Our spring season was moving along so smoothly. I was enjoying every minute of the mild weather. But Old Man Winter likes to have the last word as he’s walkin’ out the door and had his say a few days ago with snow blowing so strongly it created white-out conditions. Then Sassy Spring chuckled her way back in with 70-degree temps making sure that snow didn’t stick around. Just when I thought she’d win the kerfuffle, Old Man Winter blasted one last breath (at least I hope it’s a last breath) of his icy air. Sigh. I’m doing a little fighting back of my own with a botanic-style spring mantel.
Hubby and I braved the cooler temps this past weekend to do a little shopping at our local flea market. There were plenty of garden vendors and I went a little crazy snatching up a range of pretty plants.
The plant on right is a pretty little boxwood that I might or might not clip into a cute shape.
I found the Euonymus topiary at my favorite garden designer’s booth. I wish I had her talent for creating such beautiful pieces of art from living plants.
She tells me that the moss on the outside of her pots grows naturally in her greenhouse. She hasn’t treated the pot at all and assures me the moss will remain on the pot.
When I visit her booth I always try to find the garden pots with the most moss.
My plant-laden spring mantel lifts my spirits when I walk through the room. Plants help clean the air in the house, too.
A soft topiary wreath of angel ivy pairs with a jagged succulent.
Aren’t plants beautiful? The little metal pot hails all the way from Kennebunkport, Maine. The vendor selling it told me her story of how she was visiting a friend in the coastal state and found the little metal pot for a favorite plant.
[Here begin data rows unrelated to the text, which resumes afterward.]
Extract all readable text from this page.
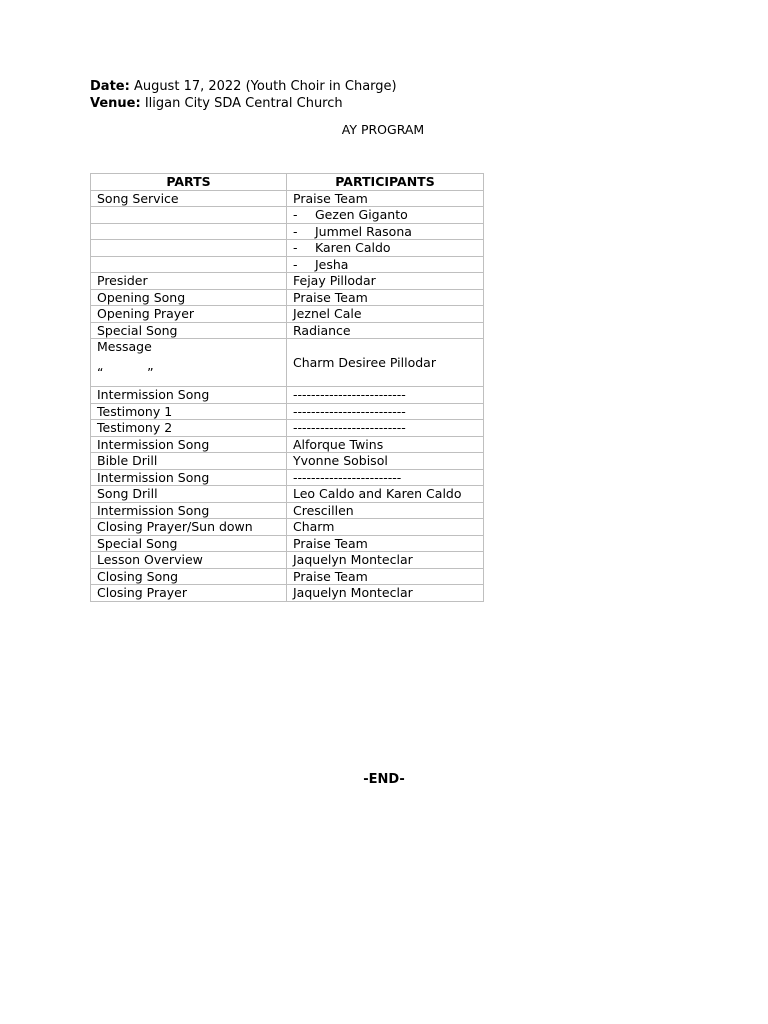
Date: August 17, 2022 (Youth Choir in Charge)
Venue: Iligan City SDA Central Church
AY PROGRAM
PARTS	PARTICIPANTS
Song Service	Praise Team
	- Gezen Giganto
	- Jummel Rasona
	- Karen Caldo
	- Jesha
Presider	Fejay Pillodar
Opening Song	Praise Team
Opening Prayer	Jeznel Cale
Special Song	Radiance
Message
“           ”	Charm Desiree Pillodar
Intermission Song	-------------------------
Testimony 1	-------------------------
Testimony 2	-------------------------
Intermission Song	Alforque Twins
Bible Drill	Yvonne Sobisol
Intermission Song	------------------------
Song Drill	Leo Caldo and Karen Caldo
Intermission Song	Crescillen
Closing Prayer/Sun down	Charm
Special Song	Praise Team
Lesson Overview	Jaquelyn Monteclar
Closing Song	Praise Team
Closing Prayer	Jaquelyn Monteclar
-END-
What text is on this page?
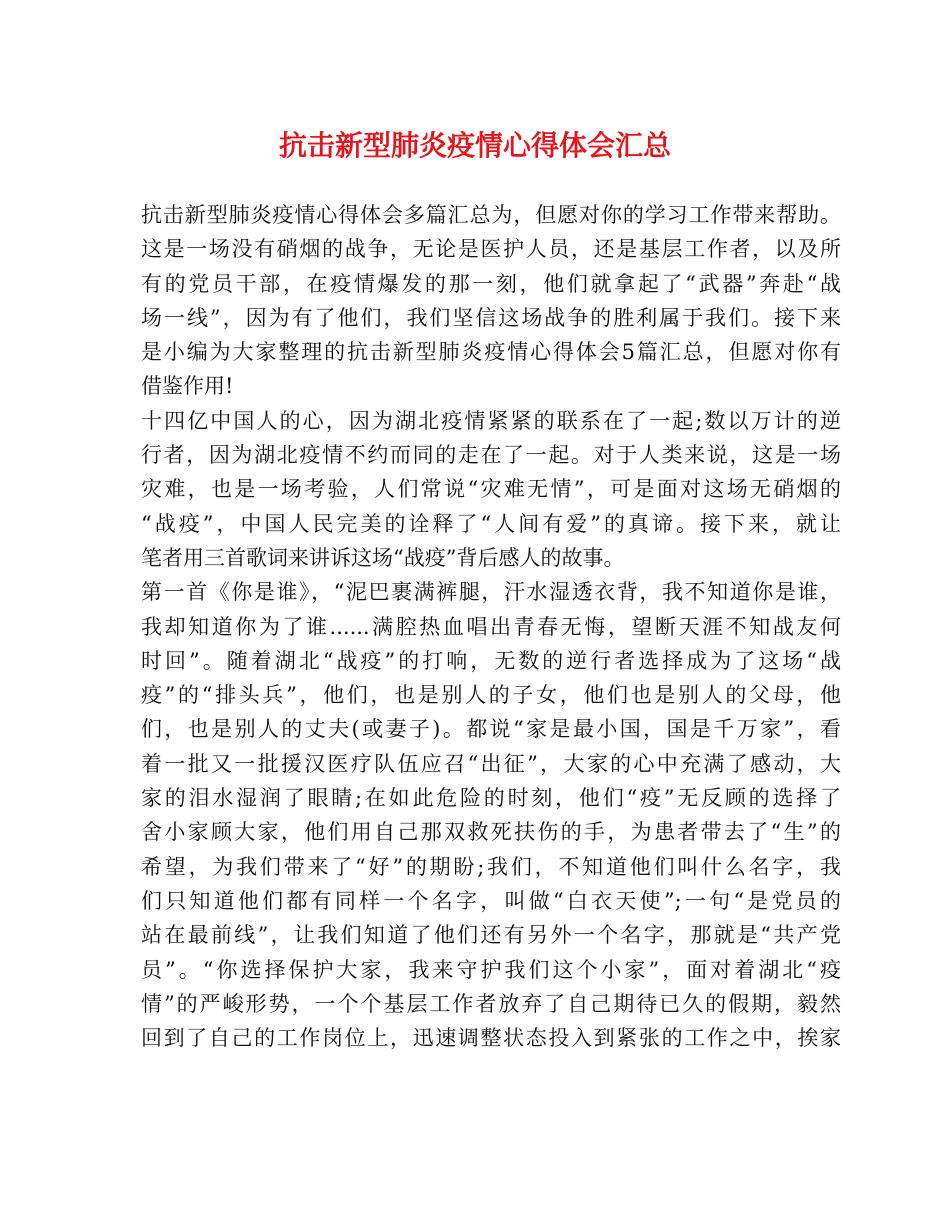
抗击新型肺炎疫情心得体会汇总
抗击新型肺炎疫情心得体会多篇汇总为，但愿对你的学习工作带来帮助。
这是一场没有硝烟的战争，无论是医护人员，还是基层工作者，以及所
有的党员干部，在疫情爆发的那一刻，他们就拿起了“武器”奔赴“战
场一线”，因为有了他们，我们坚信这场战争的胜利属于我们。接下来
是小编为大家整理的抗击新型肺炎疫情心得体会5篇汇总，但愿对你有
借鉴作用!
十四亿中国人的心，因为湖北疫情紧紧的联系在了一起;数以万计的逆
行者，因为湖北疫情不约而同的走在了一起。对于人类来说，这是一场
灾难，也是一场考验，人们常说“灾难无情”，可是面对这场无硝烟的
“战疫”，中国人民完美的诠释了“人间有爱”的真谛。接下来，就让
笔者用三首歌词来讲诉这场“战疫”背后感人的故事。
第一首《你是谁》，“泥巴裹满裤腿，汗水湿透衣背，我不知道你是谁，
我却知道你为了谁......满腔热血唱出青春无悔，望断天涯不知战友何
时回”。随着湖北“战疫”的打响，无数的逆行者选择成为了这场“战
疫”的“排头兵”，他们，也是别人的子女，他们也是别人的父母，他
们，也是别人的丈夫(或妻子)。都说“家是最小国，国是千万家”，看
着一批又一批援汉医疗队伍应召“出征”，大家的心中充满了感动，大
家的泪水湿润了眼睛;在如此危险的时刻，他们“疫”无反顾的选择了
舍小家顾大家，他们用自己那双救死扶伤的手，为患者带去了“生”的
希望，为我们带来了“好”的期盼;我们，不知道他们叫什么名字，我
们只知道他们都有同样一个名字，叫做“白衣天使”;一句“是党员的
站在最前线”，让我们知道了他们还有另外一个名字，那就是“共产党
员”。“你选择保护大家，我来守护我们这个小家”，面对着湖北“疫
情”的严峻形势，一个个基层工作者放弃了自己期待已久的假期，毅然
回到了自己的工作岗位上，迅速调整状态投入到紧张的工作之中，挨家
But the plant didn’t fit because it was too big so she was selling it at the flea market with her wares. I love items that have a nostalgic story behind them.
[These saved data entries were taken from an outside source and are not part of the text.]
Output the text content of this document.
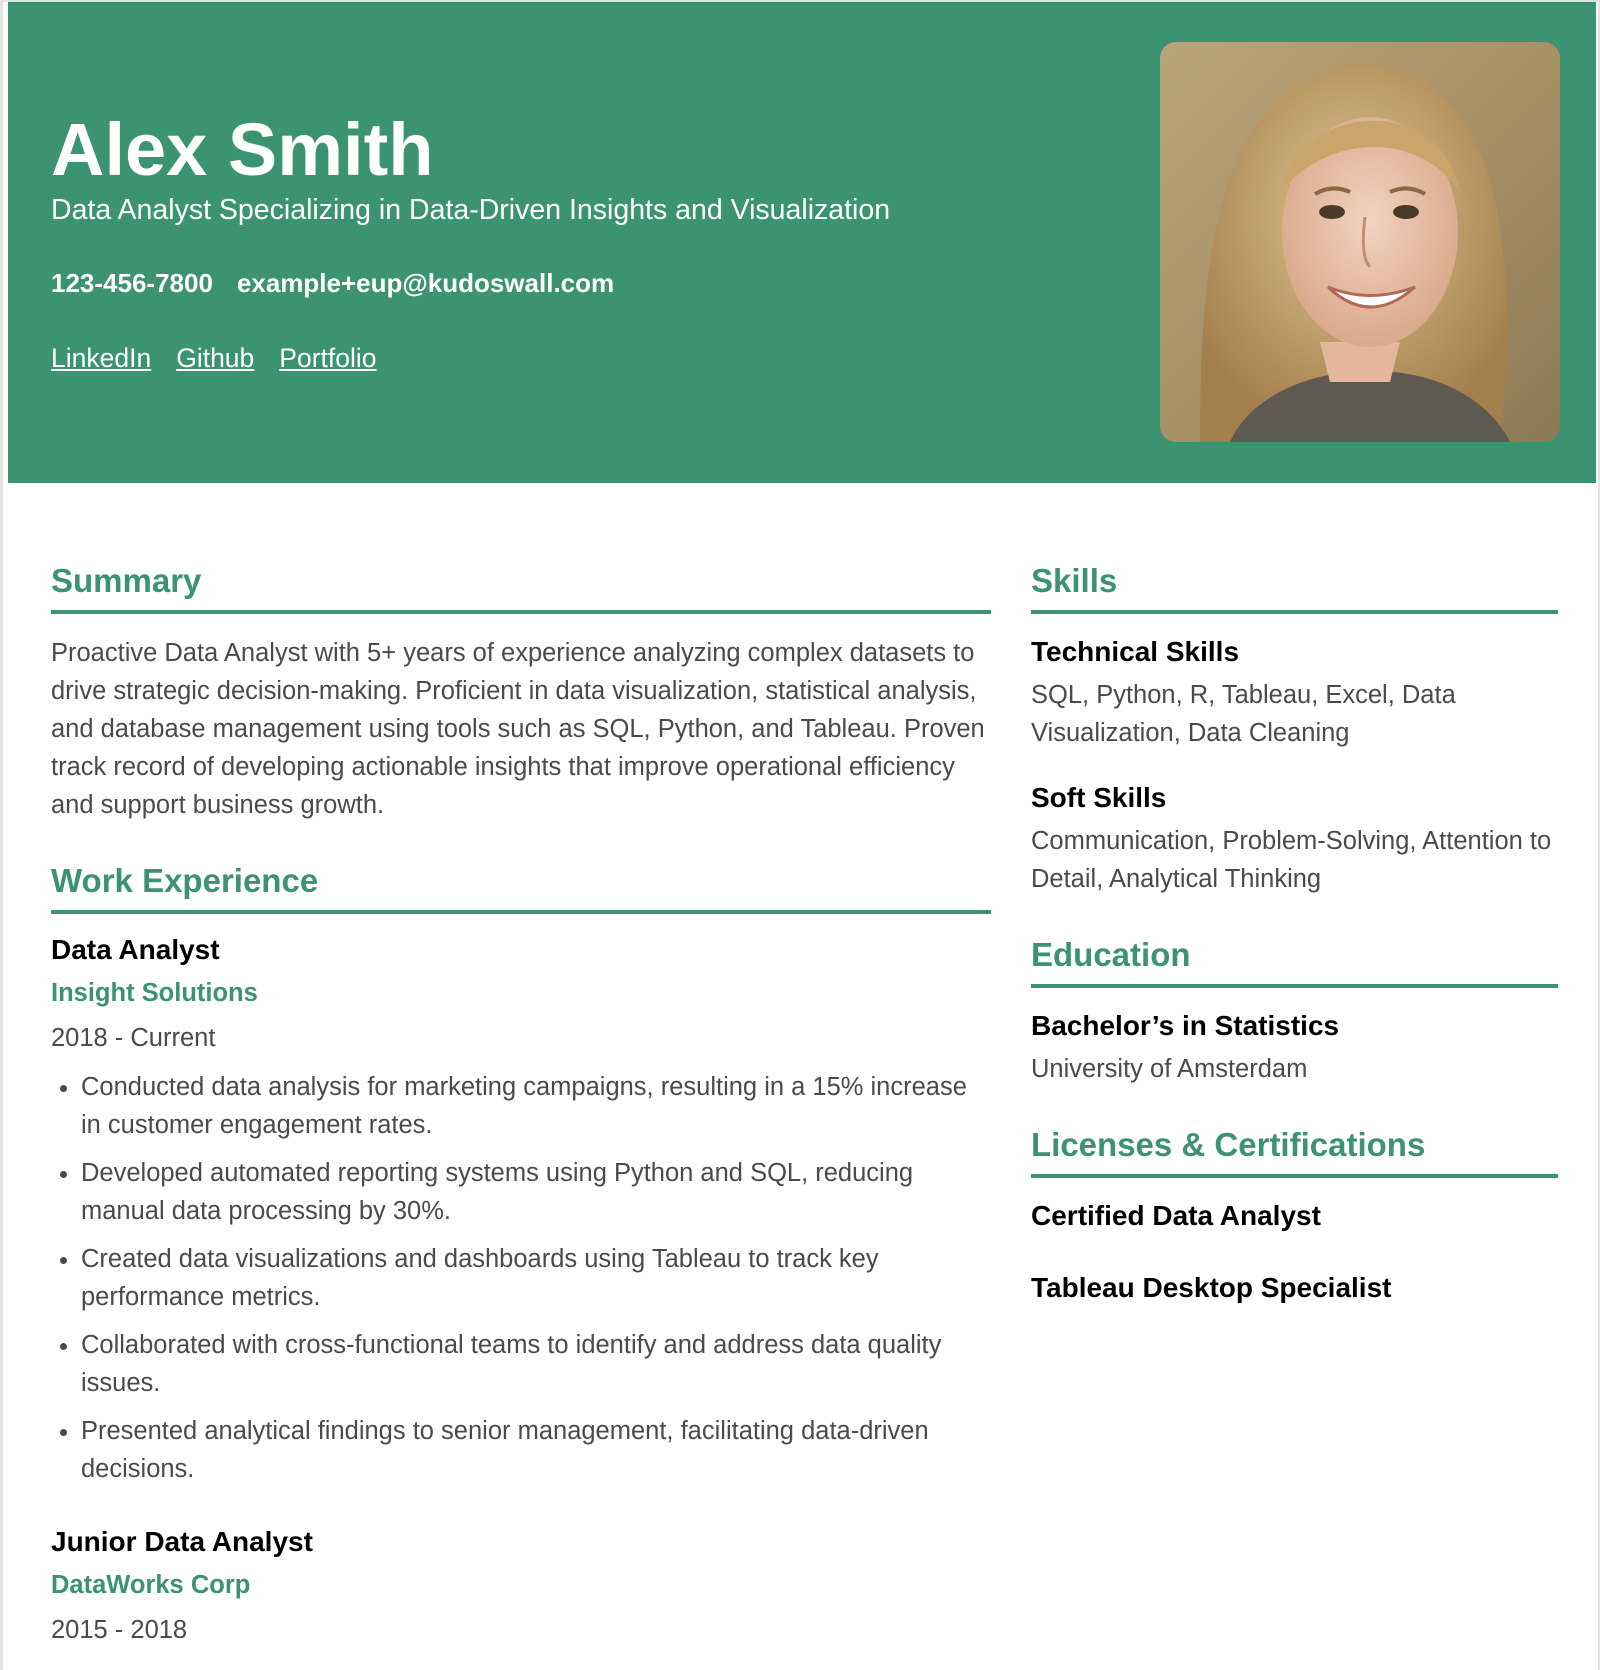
Alex Smith
Data Analyst Specializing in Data-Driven Insights and Visualization
123-456-7800 example+eup@kudoswall.com
LinkedIn Github Portfolio
Summary

Proactive Data Analyst with 5+ years of experience analyzing complex datasets to drive strategic decision-making. Proficient in data visualization, statistical analysis, and database management using tools such as SQL, Python, and Tableau. Proven track record of developing actionable insights that improve operational efficiency and support business growth.

Work Experience
Data Analyst
Insight Solutions
2018 - Current
• Conducted data analysis for marketing campaigns, resulting in a 15% increase in customer engagement rates.
• Developed automated reporting systems using Python and SQL, reducing manual data processing by 30%.
• Created data visualizations and dashboards using Tableau to track key performance metrics.
• Collaborated with cross-functional teams to identify and address data quality issues.
• Presented analytical findings to senior management, facilitating data-driven decisions.
Junior Data Analyst
DataWorks Corp
2015 - 2018
Skills
Technical Skills
SQL, Python, R, Tableau, Excel, Data Visualization, Data Cleaning
Soft Skills
Communication, Problem-Solving, Attention to Detail, Analytical Thinking
Education
Bachelor’s in Statistics
University of Amsterdam
Licenses & Certifications
Certified Data Analyst
Tableau Desktop Specialist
I had to grab the Christmas tree-looking plant when I saw it in the corner of another booth. Now I just have to keep it alive until the holidays arrive in another 8 months.
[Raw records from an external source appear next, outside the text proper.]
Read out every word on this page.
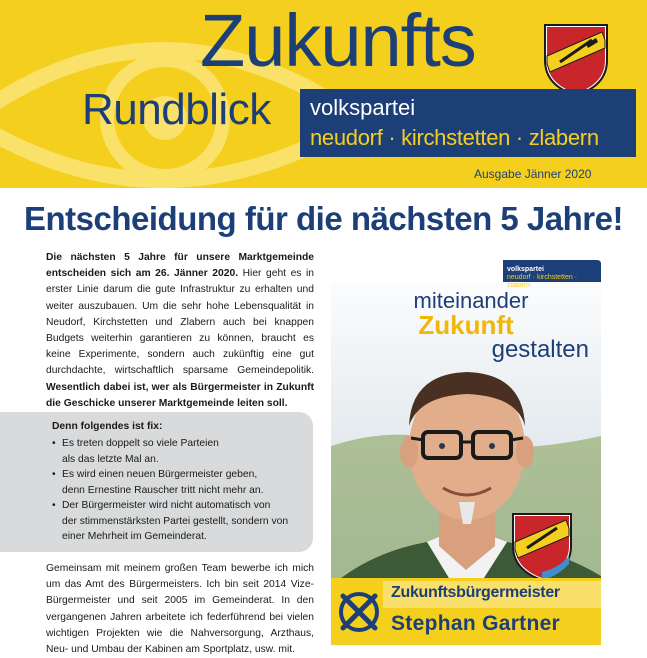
Zukunfts
Rundblick volkspartei
neudorf · kirchstetten · zlabern
Ausgabe Jänner 2020
Entscheidung für die nächsten 5 Jahre!
Die nächsten 5 Jahre für unsere Marktgemeinde entscheiden sich am 26. Jänner 2020. Hier geht es in erster Linie darum die gute Infrastruktur zu erhalten und weiter auszubauen. Um die sehr hohe Lebensqualität in Neudorf, Kirchstetten und Zlabern auch bei knappen Budgets weiterhin garantieren zu können, braucht es keine Experimente, sondern auch zukünftig eine gut durchdachte, wirtschaftlich sparsame Gemeindepolitik. Wesentlich dabei ist, wer als Bürgermeister in Zukunft die Geschicke unserer Marktgemeinde leiten soll.
Denn folgendes ist fix:
• Es treten doppelt so viele Parteien
als das letzte Mal an.
• Es wird einen neuen Bürgermeister geben,
denn Ernestine Rauscher tritt nicht mehr an.
• Der Bürgermeister wird nicht automatisch von
der stimmenstärksten Partei gestellt, sondern von
einer Mehrheit im Gemeinderat.
Gemeinsam mit meinem großen Team bewerbe ich mich um das Amt des Bürgermeisters. Ich bin seit 2014 Vize-Bürgermeister und seit 2005 im Gemeinderat. In den vergangenen Jahren arbeitete ich federführend bei vielen wichtigen Projekten wie die Nahversorgung, Arzthaus, Neu- und Umbau der Kabinen am Sportplatz, usw. mit.
volkspartei
neudorf · kirchstetten · zlabern
miteinander
Zukunft
gestalten
Zukunftsbürgermeister
Stephan Gartner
Plants aren’t the only thing I dug up at the flea market. I found these gorgeous ceiling tins from an historic home in a nearby town. I don’t know what happened to the house itself; I’m just happy to have a few of its architectural elements.
Another architectural element from a previous flea market is my plant pedestal.
Now wish me luck that I can keep all these new plants alive on my spring mantel!